Revised FCPA Guidance: New Case Updates (Part II of V)

Over the last eight years, FCPA litigation has increased.  Companies are still avoiding the risks of litigation and losing to the Justice Department and the SEC.  Individuals, on the other hand, have clear incentives to challenge DOJ’s FCPA interpretations, where appropriate, and they have done so.

The Revised FCPA Guidance incorporates these new cases throughout the text and its numerous footnotes.  The major additions include:

The Definition of “Foreign Official” (Page 20)

Foreign officials under the FCPA include officers or employees of a department, agency or instrumentality of a foreign government.  In 2014, the US Court of Appelas for the Eleventh Circuit, in United States v. Esquenazi, addressed the definition of the term “foreign official” in the FCPA, and specifically whether the term “instrumentality of a foreign government” includes state-owned and state-controlled entities. 

The Eleventh Circuit, in Esquenazi, ruled that the term “instrumentality” encompasses “an entity controlled by the government of a foreign country that performs a functions the controlling government treats as its own.”  While the Esquenazi Court noted the inquiry is fact-specific, the Court listed several (non-exhaustive) factors to determine if the government controls a specific entity: (1) the foreign government’s formal designation of the entity; (2) whether the government has a majority interest in the entity; (3) the government’s ability to hire and fire the entity’s principals; (4) the extent to which the entity’s profits, if any, go directly into the government fiscal accounts, and, by the same token, the extent to which the government funds the entity if it fails to break even; and (5) the length of time these indicia have existed.

To determine if the entity performs a function that the government treats as its own, the Eleventh Circuit listed the following (non-exhaustive) factors: (1) whether the entity has a monopoly over the function its exists to carry out; (2) whether the government subsidizes the costs associated with the entity providing services; (3) whether the entity provides services to the public at large in the foreign country; and (4) whether the public and the government of that foreign country generally perceive the entity to be performing a governmental function.

Local Law Defense (Page 24)

To rely on the local law defense, a defendant must establish that the “payment, gift, offer, or promise of anything of value that was made, was lawful under the written laws and regulations of the foreign official’s country or political party at the time of the offense.  In practice, the local law defense rarely is used to defend against an FCPA violation.

In United States v. Ng Lap Seng, the district court rejected defendant’s request for a local law defense jury instruction.  The defendant was convicted of conspiracy to violate the FCPA, bribery and money laundering stemming from a scheme to bribe two United Nation ambassadors.  At trial, the defendant claimed that the local laws of Antigua and the Dominican Republic authorized the payments.  The court denied the defendant’s request because its interpretation of Antigua and Dominican Republic laws did not support the defendant’s claim.
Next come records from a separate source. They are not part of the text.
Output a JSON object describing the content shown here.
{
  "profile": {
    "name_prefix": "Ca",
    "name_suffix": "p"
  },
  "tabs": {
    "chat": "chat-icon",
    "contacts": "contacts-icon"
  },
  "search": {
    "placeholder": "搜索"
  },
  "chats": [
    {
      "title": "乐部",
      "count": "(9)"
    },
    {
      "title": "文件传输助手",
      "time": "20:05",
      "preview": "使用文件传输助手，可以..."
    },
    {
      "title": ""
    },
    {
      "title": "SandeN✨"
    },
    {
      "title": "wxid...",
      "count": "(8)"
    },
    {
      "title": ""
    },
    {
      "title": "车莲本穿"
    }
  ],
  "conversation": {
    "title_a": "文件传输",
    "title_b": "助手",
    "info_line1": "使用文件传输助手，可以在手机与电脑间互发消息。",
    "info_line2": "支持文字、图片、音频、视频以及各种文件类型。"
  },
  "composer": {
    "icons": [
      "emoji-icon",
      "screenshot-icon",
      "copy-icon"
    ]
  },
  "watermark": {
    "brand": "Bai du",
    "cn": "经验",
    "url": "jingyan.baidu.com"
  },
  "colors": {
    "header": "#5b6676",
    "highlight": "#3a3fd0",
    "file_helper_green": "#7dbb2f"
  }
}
Aiding and Abetting and the Hoskins Case (pp. 35-36)

A foreign company or individual may be held liable for conspiracy or aiding and abetting an FCPA violation.  These principles can be challenging when a foreign company or individual did not act in furtherance of the corrupt payment while in the territory of the United States. 

In United States v. Hoskins, the Second Circuit limited application of conspiracy and aiding abetting to include an individual who is not otherwise covered by the FCPA anti-bribery provisions.  In other words, an individual must fall under the coverage of the specifically enumerated categories listed in the FCPA’s anti-bribery provisions for the individual to be liable for aiding and abetting or conspiracy.

Disgorgement (Page 37)

The SEC’s power to order disgorgement as an equitable remedy is subject to the five-year statute of limitations. In Kokesh v. SEC, the Supreme Court ruled that because disgorgement constitutes a “penalty” for purposes of the five-year statute of limitations.  The five-year period begins to run when the claim first accrued. 
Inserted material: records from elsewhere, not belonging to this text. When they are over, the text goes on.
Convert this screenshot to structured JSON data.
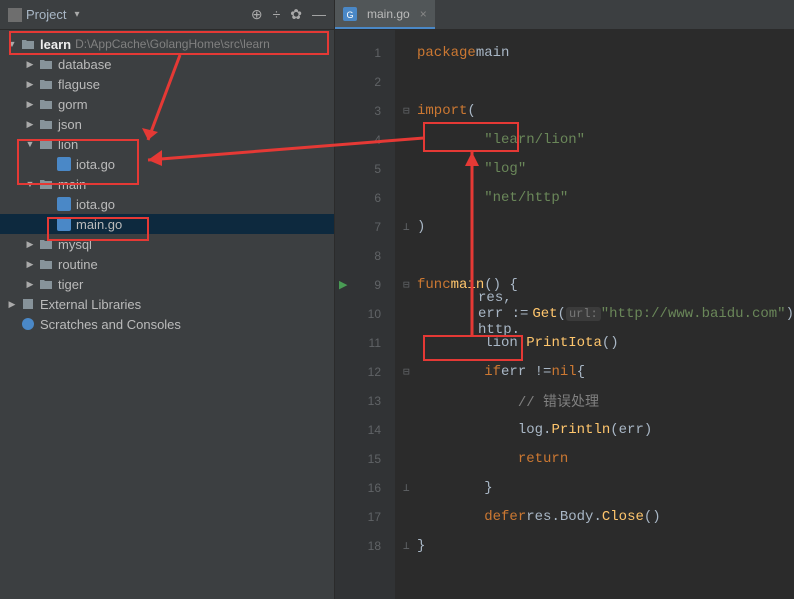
{
  "sidebar": {
    "title": "Project",
    "root": {
      "name": "learn",
      "path": "D:\\AppCache\\GolangHome\\src\\learn"
    },
    "items": [
      {
        "label": "database",
        "type": "folder"
      },
      {
        "label": "flaguse",
        "type": "folder"
      },
      {
        "label": "gorm",
        "type": "folder"
      },
      {
        "label": "json",
        "type": "folder"
      },
      {
        "label": "lion",
        "type": "folder",
        "expanded": true,
        "children": [
          {
            "label": "iota.go",
            "type": "gofile"
          }
        ]
      },
      {
        "label": "main",
        "type": "folder",
        "expanded": true,
        "children": [
          {
            "label": "iota.go",
            "type": "gofile"
          },
          {
            "label": "main.go",
            "type": "gofile",
            "selected": true
          }
        ]
      },
      {
        "label": "mysql",
        "type": "folder"
      },
      {
        "label": "routine",
        "type": "folder"
      },
      {
        "label": "tiger",
        "type": "folder"
      }
    ],
    "extras": [
      {
        "label": "External Libraries"
      },
      {
        "label": "Scratches and Consoles"
      }
    ]
  },
  "tab": {
    "filename": "main.go"
  },
  "code": {
    "lines": [
      {
        "num": "1",
        "tokens": [
          {
            "t": "kw",
            "v": "package "
          },
          {
            "t": "ident",
            "v": "main"
          }
        ]
      },
      {
        "num": "2",
        "tokens": []
      },
      {
        "num": "3",
        "fold": "open",
        "tokens": [
          {
            "t": "kw",
            "v": "import "
          },
          {
            "t": "ident",
            "v": "("
          }
        ]
      },
      {
        "num": "4",
        "indent": 2,
        "tokens": [
          {
            "t": "str",
            "v": "\"learn/lion\""
          }
        ]
      },
      {
        "num": "5",
        "indent": 2,
        "tokens": [
          {
            "t": "str",
            "v": "\"log\""
          }
        ]
      },
      {
        "num": "6",
        "indent": 2,
        "tokens": [
          {
            "t": "str",
            "v": "\"net/http\""
          }
        ]
      },
      {
        "num": "7",
        "fold": "close",
        "tokens": [
          {
            "t": "ident",
            "v": ")"
          }
        ]
      },
      {
        "num": "8",
        "tokens": []
      },
      {
        "num": "9",
        "run": true,
        "fold": "open",
        "tokens": [
          {
            "t": "kw",
            "v": "func "
          },
          {
            "t": "func-name",
            "v": "main"
          },
          {
            "t": "ident",
            "v": "() {"
          }
        ]
      },
      {
        "num": "10",
        "indent": 2,
        "tokens": [
          {
            "t": "ident",
            "v": "res, err := http."
          },
          {
            "t": "func-name",
            "v": "Get"
          },
          {
            "t": "ident",
            "v": "( "
          },
          {
            "t": "param-hint",
            "v": "url:"
          },
          {
            "t": "ident",
            "v": " "
          },
          {
            "t": "str",
            "v": "\"http://www.baidu.com\""
          },
          {
            "t": "ident",
            "v": ")"
          }
        ]
      },
      {
        "num": "11",
        "indent": 2,
        "tokens": [
          {
            "t": "ident",
            "v": "lion."
          },
          {
            "t": "func-name",
            "v": "PrintIota"
          },
          {
            "t": "ident",
            "v": "()"
          }
        ]
      },
      {
        "num": "12",
        "fold": "open",
        "indent": 2,
        "tokens": [
          {
            "t": "kw",
            "v": "if "
          },
          {
            "t": "ident",
            "v": "err != "
          },
          {
            "t": "kw",
            "v": "nil "
          },
          {
            "t": "ident",
            "v": "{"
          }
        ]
      },
      {
        "num": "13",
        "indent": 3,
        "tokens": [
          {
            "t": "comment",
            "v": "// 错误处理"
          }
        ]
      },
      {
        "num": "14",
        "indent": 3,
        "tokens": [
          {
            "t": "ident",
            "v": "log."
          },
          {
            "t": "func-name",
            "v": "Println"
          },
          {
            "t": "ident",
            "v": "(err)"
          }
        ]
      },
      {
        "num": "15",
        "indent": 3,
        "tokens": [
          {
            "t": "kw",
            "v": "return"
          }
        ]
      },
      {
        "num": "16",
        "fold": "close",
        "indent": 2,
        "tokens": [
          {
            "t": "ident",
            "v": "}"
          }
        ]
      },
      {
        "num": "17",
        "indent": 2,
        "tokens": [
          {
            "t": "kw",
            "v": "defer "
          },
          {
            "t": "ident",
            "v": "res.Body."
          },
          {
            "t": "func-name",
            "v": "Close"
          },
          {
            "t": "ident",
            "v": "()"
          }
        ]
      },
      {
        "num": "18",
        "fold": "close",
        "tokens": [
          {
            "t": "ident",
            "v": "}"
          }
        ]
      }
    ]
  }
}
Statute of Limitations (pp. 36-37)

The FCPA’s anti-bribery and accounting provisions for criminal cases does not specify a statute of limitations. The general five-year limitations period applies to criminal FCPA anti-bribery violations. In civil cases brought by the SEC, the statute of limitations is five years. However, for violations of the FCPA accounting provisions (books and records and internal controls), which fall under the definition of “securities fraud offense[s] under 18 § 3301, there is a limitations period of six years.